No action, regardless of form (including in contract, tort, or otherwise), arising in connection with the performance of these Terms may be brought by either party more than one (1) year after the date of the occurrence on which the action is based.
Subscriptions are stipulated for an indefinite duration. Ninety (90) days before the expiry of every 12-month period, either party may give written notice of termination.
ConPDS reserves the right to suspend or terminate your access to the Services immediately and without prior notice if you: (a) fail to make payments within the agreed terms; (b) materially breach these Terms; (c) use the Services in a manner that could expose ConPDS to legal liability; or (d) become subject to insolvency proceedings. For non-payment or curable breaches, neither party may terminate without first giving the other party written notice and a reasonable opportunity (not less than 30 days) to rectify the situation.

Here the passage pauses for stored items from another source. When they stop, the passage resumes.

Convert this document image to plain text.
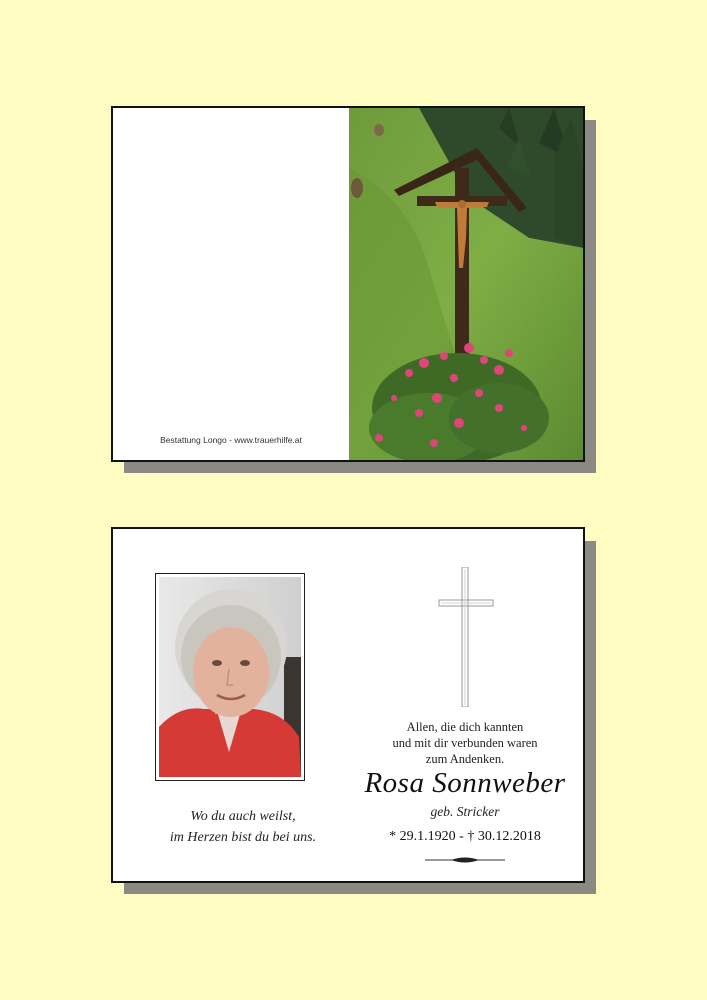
Bestattung Longo - www.trauerhilfe.at
Wo du auch weilst,
im Herzen bist du bei uns.
Allen, die dich kannten
und mit dir verbunden waren
zum Andenken.
Rosa Sonnweber
geb. Stricker
* 29.1.1920 - † 30.12.2018
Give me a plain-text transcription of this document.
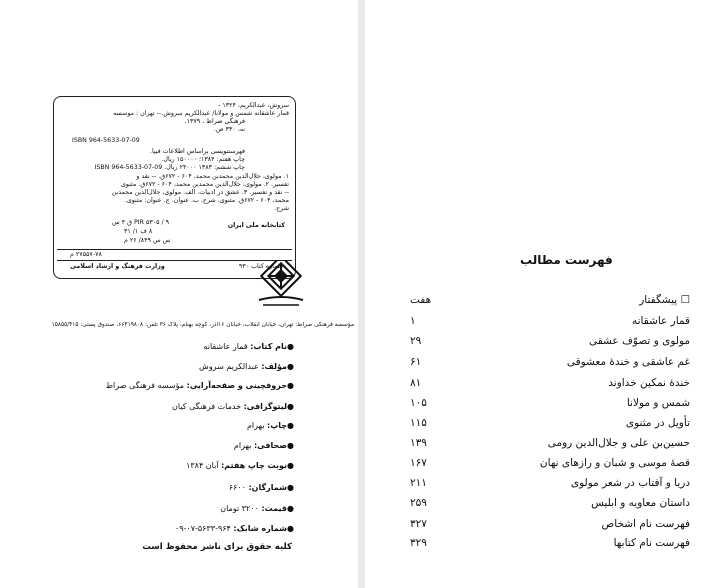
سروش، عبدالکریم، ۱۳۲۴ -
قمار عاشقانه شمس و مولانا/ عبدالکریم سروش.-- تهران : موسسه
فرهنگی صراط ، ۱۳۷۹.
نه، ۳۳۰ ص.
ISBN 964-5633-07-09
فهرستنویسی براساس اطلاعات فیپا.
چاپ هفتم: ۱۳۸۴؛ ۱۵۰۰۰۰ ریال.
چاپ ششم: ۱۳۸۳ ۲۴۰۰۰ ریال. ISBN 964-5633-07-09
۱. مولوی، جلال‌الدین محمدبن محمد، ۶۰۴ - ۶۷۲ق. -- نقد و
تفسیر. ۲. مولوی، جلال‌الدین محمدبن محمد، ۶۰۴ - ۶۷۲ق. مثنوی
-- نقد و تفسیر. ۳. عشق در ادبیات. الف. مولوی، جلال‌الدین محمدبن
محمد، ۶۰۴ - ۶۷۲ق. مثنوی. شرح. ب. عنوان. ج. عنوان: مثنوی.
شرح.
PIR ۵۳۰۵ / ۹ ق ۴ س
۸ ف ۱/ ۳۱
س س ۸۴۹/ ۲۶ م
کتابخانه ملی ایران
۲۷۵۵۷-۷۸ م
وزارت فرهنگ و ارشاد اسلامی	شماره کتاب ۹۳۰
مؤسسه فرهنگی صراط: تهران، خیابان انقلاب، خیابان ۱۶آذر، کوچه بهنام، پلاک ۳۶ تلفن: ۶۶۴۱۹۸۰۸، صندوق پستی: ۱۵۸۵۵/۴۱۵
●نام کتاب: قمار عاشقانه
●مؤلف: عبدالکریم سروش
●حروفچینی و صفحه‌آرایی: مؤسسه فرهنگی صراط
●لیتوگرافی: خدمات فرهنگی کیان
●چاپ: بهرام
●صحافی: بهرام
●نوبت چاپ هفتم: آبان ۱۳۸۴
●شمارگان: ۶۶۰۰
●قیمت: ۳۲۰۰ تومان
●شماره شابک: ۹۶۴-۵۶۳۳-۰۷-۰۹
کلیه حقوق برای ناشر محفوظ است
فهرست مطالب
☐ پیشگفتار
هفت
قمار عاشقانه
۱
مولوی و تصوّف عشقی
۲۹
غم عاشقی و خندهٔ معشوقی
۶۱
خندهٔ نمکین خداوند
۸۱
شمس و مولانا
۱۰۵
تأویل در مثنوی
۱۱۵
حسین‌بن علی و جلال‌الدین رومی
۱۳۹
قصهٔ موسی و شبان و رازهای نهان
۱۶۷
دریا و آفتاب در شعر مولوی
۲۱۱
داستان معاویه و ابلیس
۲۵۹
فهرست نام اشخاص
۳۲۷
فهرست نام کتابها
۳۲۹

Upon termination, your right to access the Services immediately ceases, subject to the 30-day data retention grace period described in Section 6. Any outstanding fees for the remainder of the subscription period shall remain due and payable.
The parties expressly assume an obligation to act in good faith toward one another in the performance of their obligations under these Terms.
We may update these Terms from time to time. We will notify you of material changes by email or by posting a notice in the Services at least thirty (30) days before the changes take effect. Continued use of the Services after such changes constitutes your acceptance of the updated Terms. If you do not agree to the revised Terms, you must discontinue use of the Services before the changes take effect.
The Customer may not assign, transfer, or delegate this agreement or any rights or obligations hereunder without the prior written consent of ConPDS. ConPDS may assign this agreement in whole or in part, including in connection with a merger, acquisition, corporate reorganisation, or sale of all or substantially all of its assets, without the Customer's consent. Any attempted assignment in violation of this section shall be void.
All notices under these Terms shall be in writing and shall be deemed effectively given: (a) upon personal delivery; (b) upon confirmed transmission by email to the address on record; or (c) one business day after deposit with a recognised overnight courier service. Notices to ConPDS shall be sent to the contact details in Section 24. Notices to the Customer shall be sent to the email address associated with the Customer's account.
These Terms are governed by the laws of Denmark. Where not stated otherwise, the general rules of Danish law apply. The parties must seek to resolve disagreements by negotiation. If a dispute is not resolved within 14 days after a written request for negotiation, it shall be brought before the District Court in Aarhus, Denmark, unless the parties agree otherwise.
These Terms, together with any applicable subscription agreement and its annexes, constitute the entire agreement between the parties and supersede any previous agreements on the same subject matter. No amendments shall be valid unless in writing and signed by both parties. ConPDS is an independent contractor. If any provision is held to be invalid or unenforceable, the remaining provisions shall remain in full force and effect.
Waiver: The failure of ConPDS to enforce any right or provision of these Terms shall not constitute a waiver of such right or provision. Any waiver of any provision shall be effective only if in writing and signed by ConPDS.
Survival: Sections 5 (Ownership of Work Product), 6 (Data Storage and Management), 8 (Disclaimer of Warranties), 9 (Limitation of Liability), 10 (Indemnification), 12 (EU GDPR Compliance), 14 (Confidentiality), 16 (Limitation Period), 22 (Governing Law and Disputes), and this Section 23 shall survive any termination or expiration of these Terms.